Citing her 10 years of experience working at the U.N., Koren said pro-life advocates' goal there is to partner with countries to help make sure their voices are heard. The U.N., in theory, is supposed to listen.
"The member states are supposed to set the agenda. No member state, no matter how small, should be subsumed by the larger voices," she said. "A vast majority of countries, particularly in the developing world, have highly restrictive laws on abortion."
Koren said ADF international helps pro-life countries "stand up to the system" and tries to unite countries "to have one pro-life voice."
"The good news is right now we have a big country on our side: the U.S. is actively working to create pro-life coalitions to stand up to the aggression of the U.N. Bureaucracy."
She alleged that pro-abortion rights advocates are not working to elevate the voices of member states, but are instead trying to advance their agenda "at all costs" rather than "asking what the countries have to say."
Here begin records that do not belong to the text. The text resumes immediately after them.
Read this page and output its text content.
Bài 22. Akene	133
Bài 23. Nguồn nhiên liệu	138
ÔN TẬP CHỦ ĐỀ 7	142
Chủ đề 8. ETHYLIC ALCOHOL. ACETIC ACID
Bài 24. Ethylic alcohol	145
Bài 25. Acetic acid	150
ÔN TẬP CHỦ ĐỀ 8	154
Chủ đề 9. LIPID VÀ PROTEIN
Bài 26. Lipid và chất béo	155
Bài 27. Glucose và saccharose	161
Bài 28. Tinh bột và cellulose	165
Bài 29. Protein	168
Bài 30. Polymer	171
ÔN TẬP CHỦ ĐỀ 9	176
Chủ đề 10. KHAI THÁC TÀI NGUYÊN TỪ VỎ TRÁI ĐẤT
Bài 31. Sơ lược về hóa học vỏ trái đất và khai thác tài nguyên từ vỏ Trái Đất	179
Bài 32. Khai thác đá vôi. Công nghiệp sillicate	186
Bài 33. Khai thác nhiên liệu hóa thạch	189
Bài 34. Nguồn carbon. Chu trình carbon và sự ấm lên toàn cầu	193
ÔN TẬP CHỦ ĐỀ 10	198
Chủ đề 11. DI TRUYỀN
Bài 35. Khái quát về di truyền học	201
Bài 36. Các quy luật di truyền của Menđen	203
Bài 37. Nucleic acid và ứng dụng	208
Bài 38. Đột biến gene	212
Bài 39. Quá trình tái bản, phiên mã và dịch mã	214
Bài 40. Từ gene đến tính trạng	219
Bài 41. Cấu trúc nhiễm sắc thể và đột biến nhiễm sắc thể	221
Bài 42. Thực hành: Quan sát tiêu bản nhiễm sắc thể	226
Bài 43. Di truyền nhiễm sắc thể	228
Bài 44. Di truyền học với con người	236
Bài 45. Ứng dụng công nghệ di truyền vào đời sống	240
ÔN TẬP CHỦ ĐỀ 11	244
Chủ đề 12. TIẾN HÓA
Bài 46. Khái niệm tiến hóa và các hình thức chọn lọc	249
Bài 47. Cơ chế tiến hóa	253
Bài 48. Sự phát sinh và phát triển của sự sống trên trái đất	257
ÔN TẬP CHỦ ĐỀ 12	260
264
Some reports call into question President Trump's claim that the U.N. agency was involved in cover-up. On June 2 the Associated Press reported that while WHO publicly praised China's response to the new coronavirus, it encountered significant delays in collecting data from the Chinese government. WHO officials were frustrated they did not get the information they needed.
Experts have debated whether WHO should have been more confrontational, or whether that approach would have put it at risk of being kicked out of China.
WHO has agreed to an independent probe of how it handled the global pandemic.
A Department of Homeland Security report dated May 1, acquired by the Associated Press, showed that some U.S. officials believe China covered up the extent of the outbreak and the contagiousness of the new coronavirus in order to stock up on medical supplies.
Editor's note, 2020 July 9 1035: A previous version of this article indicated that manuals accompanying instruments used in abortion from the UNPF came from the group IBIS, rather than Ipas. It has been corrected.